The new "Quantum Leap" stars Raymond Lee as physicist Ben Song, leader of the revived Quantum Leap project, who steps into the accelerator in 2022 and wakes with amnesia in the body of a bank robber circa 1985. "Getaway driver" is just the first stop on Lee's whirlwind time-traveling tour, as his consciousness continues to jump through time into different bodies so he can help people in their lives and make history better. Along the way, he has the chance to interact with a hologram from the future and just generally do his best to live up to the legacy of "Quantum Leap" on TV.
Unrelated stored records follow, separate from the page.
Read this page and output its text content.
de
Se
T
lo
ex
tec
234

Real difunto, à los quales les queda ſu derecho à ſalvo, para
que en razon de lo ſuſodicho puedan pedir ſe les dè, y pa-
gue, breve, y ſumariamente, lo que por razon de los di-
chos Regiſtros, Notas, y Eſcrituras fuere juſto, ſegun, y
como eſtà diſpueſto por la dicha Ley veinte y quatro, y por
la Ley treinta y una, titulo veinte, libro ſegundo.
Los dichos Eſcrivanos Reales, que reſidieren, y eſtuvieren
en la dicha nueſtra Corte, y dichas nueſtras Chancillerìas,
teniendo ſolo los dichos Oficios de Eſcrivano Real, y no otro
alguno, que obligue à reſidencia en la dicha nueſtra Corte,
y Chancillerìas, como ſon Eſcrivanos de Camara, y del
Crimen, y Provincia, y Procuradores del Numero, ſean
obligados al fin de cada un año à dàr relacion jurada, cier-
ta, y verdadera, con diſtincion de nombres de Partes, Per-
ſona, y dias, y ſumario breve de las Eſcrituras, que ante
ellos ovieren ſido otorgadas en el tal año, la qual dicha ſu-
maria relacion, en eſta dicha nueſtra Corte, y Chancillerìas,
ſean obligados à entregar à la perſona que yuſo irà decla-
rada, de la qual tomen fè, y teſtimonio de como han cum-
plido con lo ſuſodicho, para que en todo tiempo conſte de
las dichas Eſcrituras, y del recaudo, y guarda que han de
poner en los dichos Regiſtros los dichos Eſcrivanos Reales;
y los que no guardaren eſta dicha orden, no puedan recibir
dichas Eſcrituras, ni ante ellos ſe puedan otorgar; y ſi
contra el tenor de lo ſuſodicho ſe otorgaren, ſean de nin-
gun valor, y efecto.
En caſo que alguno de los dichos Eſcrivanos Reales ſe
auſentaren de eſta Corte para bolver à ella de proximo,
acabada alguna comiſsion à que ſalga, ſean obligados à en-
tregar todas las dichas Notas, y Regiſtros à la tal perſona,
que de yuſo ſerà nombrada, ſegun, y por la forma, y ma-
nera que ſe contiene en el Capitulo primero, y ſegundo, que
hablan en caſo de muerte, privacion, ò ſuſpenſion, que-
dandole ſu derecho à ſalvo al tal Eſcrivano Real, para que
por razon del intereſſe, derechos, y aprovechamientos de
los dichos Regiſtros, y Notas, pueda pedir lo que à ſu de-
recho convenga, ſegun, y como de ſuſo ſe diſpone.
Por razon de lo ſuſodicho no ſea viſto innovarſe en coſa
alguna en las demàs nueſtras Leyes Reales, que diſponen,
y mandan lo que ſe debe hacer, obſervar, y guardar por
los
In an interview with Gizmodo, Gero explained that the new "Quantum Leap," created by Steven Lilien and Bryan Wynbrandt based on Donald P. Bellisario's original series, has another key crew member from that series in its corner. And she had some valuable insight into the show's ethos:

"Deborah Pratt, one of the original creators and executive producers of the show, was with us every day on this version. We're so lucky to have her. She really says that the four tenets of 'Quantum Leap' are hope, heart, humor, and history, and [new lead character] Ben really inhabits the first three of those. He's an incredibly hopeful character. He has a tremendous heart. The show is about empathy at its core, and he has a ton of that to give."

The voice of Quantum Leap

A show with "empathy at its core," where the main character almost literally walks a mile (or a single episodic hour) in other people's shoes, might be just what the doctor ordered at a time when the world seems to lack empathy more than ever. Maybe "Quantum Leap" can tap into some of that kindness-is-making-a-comeback energy à la "Ted Lasso."
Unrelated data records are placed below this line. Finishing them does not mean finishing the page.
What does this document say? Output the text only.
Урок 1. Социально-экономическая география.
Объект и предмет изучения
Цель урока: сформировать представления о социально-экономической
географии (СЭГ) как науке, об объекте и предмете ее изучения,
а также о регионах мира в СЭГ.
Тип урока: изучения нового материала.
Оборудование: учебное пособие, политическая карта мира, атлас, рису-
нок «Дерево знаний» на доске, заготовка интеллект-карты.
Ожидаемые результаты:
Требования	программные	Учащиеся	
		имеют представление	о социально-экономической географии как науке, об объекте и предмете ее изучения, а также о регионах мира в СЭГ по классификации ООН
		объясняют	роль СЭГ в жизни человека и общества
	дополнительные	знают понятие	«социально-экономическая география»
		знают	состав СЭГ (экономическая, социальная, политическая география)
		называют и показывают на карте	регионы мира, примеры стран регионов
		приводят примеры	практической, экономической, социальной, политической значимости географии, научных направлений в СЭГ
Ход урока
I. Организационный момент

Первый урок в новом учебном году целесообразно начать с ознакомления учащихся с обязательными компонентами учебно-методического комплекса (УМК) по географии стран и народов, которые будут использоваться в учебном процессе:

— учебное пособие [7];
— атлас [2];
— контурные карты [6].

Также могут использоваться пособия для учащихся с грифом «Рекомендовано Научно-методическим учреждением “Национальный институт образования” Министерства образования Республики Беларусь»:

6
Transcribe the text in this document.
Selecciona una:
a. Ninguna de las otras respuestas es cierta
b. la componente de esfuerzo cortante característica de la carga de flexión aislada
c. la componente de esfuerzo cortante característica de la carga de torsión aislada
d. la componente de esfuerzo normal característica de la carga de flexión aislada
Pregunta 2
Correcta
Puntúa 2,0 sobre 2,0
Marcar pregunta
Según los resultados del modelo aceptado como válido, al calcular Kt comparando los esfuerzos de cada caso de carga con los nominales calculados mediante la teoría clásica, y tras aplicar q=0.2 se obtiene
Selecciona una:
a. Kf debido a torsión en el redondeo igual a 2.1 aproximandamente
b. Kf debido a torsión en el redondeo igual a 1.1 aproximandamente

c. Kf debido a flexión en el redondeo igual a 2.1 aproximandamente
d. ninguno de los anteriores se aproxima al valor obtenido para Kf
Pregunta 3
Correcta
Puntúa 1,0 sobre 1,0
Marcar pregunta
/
Fans of the original "Quantum Leap" might also know producer Deborah Pratt's voice; she narrated the show's intro, laying out the basic premise of how Dr. Sam Beckett was "trapped in the past, facing mirror images that were not his own." If "Quantum Leap" must be revived (and the law of TV and movie revivals says that it must), there's arguably no better person to help Martin Gero guide the new series and find its voice than the original Voice of "Quantum Leap." Gero also outlined how that third crucial tenet, humor, will be important in this series, as he and his cast and crew set out to "make a really entertaining and fun show."
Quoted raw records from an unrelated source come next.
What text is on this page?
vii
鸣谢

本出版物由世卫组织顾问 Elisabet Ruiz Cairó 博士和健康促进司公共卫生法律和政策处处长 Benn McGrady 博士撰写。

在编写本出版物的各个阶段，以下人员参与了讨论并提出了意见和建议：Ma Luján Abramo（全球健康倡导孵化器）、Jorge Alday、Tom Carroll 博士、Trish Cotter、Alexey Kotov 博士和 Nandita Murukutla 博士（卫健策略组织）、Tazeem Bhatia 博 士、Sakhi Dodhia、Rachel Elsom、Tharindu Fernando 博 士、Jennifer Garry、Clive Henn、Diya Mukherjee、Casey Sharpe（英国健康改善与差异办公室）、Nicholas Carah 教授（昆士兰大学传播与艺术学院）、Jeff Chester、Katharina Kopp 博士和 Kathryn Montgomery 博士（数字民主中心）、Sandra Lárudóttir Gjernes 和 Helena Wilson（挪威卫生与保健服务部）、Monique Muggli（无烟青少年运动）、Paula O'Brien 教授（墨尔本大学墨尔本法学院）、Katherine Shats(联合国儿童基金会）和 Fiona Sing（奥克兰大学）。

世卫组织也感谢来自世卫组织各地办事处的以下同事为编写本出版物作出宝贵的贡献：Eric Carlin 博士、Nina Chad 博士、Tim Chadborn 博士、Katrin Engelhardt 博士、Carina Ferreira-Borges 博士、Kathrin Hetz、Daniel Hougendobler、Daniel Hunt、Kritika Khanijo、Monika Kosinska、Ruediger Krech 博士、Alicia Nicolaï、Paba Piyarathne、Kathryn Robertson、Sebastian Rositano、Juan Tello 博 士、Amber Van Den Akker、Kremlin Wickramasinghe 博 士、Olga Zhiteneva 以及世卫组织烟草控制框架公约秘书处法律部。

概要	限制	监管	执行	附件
"The humor was a big part of the original 'Quantum Leap'," he said, "[and] it's a really important part of this one. And I think this entire cast, Ray especially, has really taken that on, [in] trying to find a grounded way to bring an incredible amount of hope, heart, and humor to these episodes."

"Quantum Leap" airs Mondays at 10/9c on NBC, with episodes also available to stream on Peacock.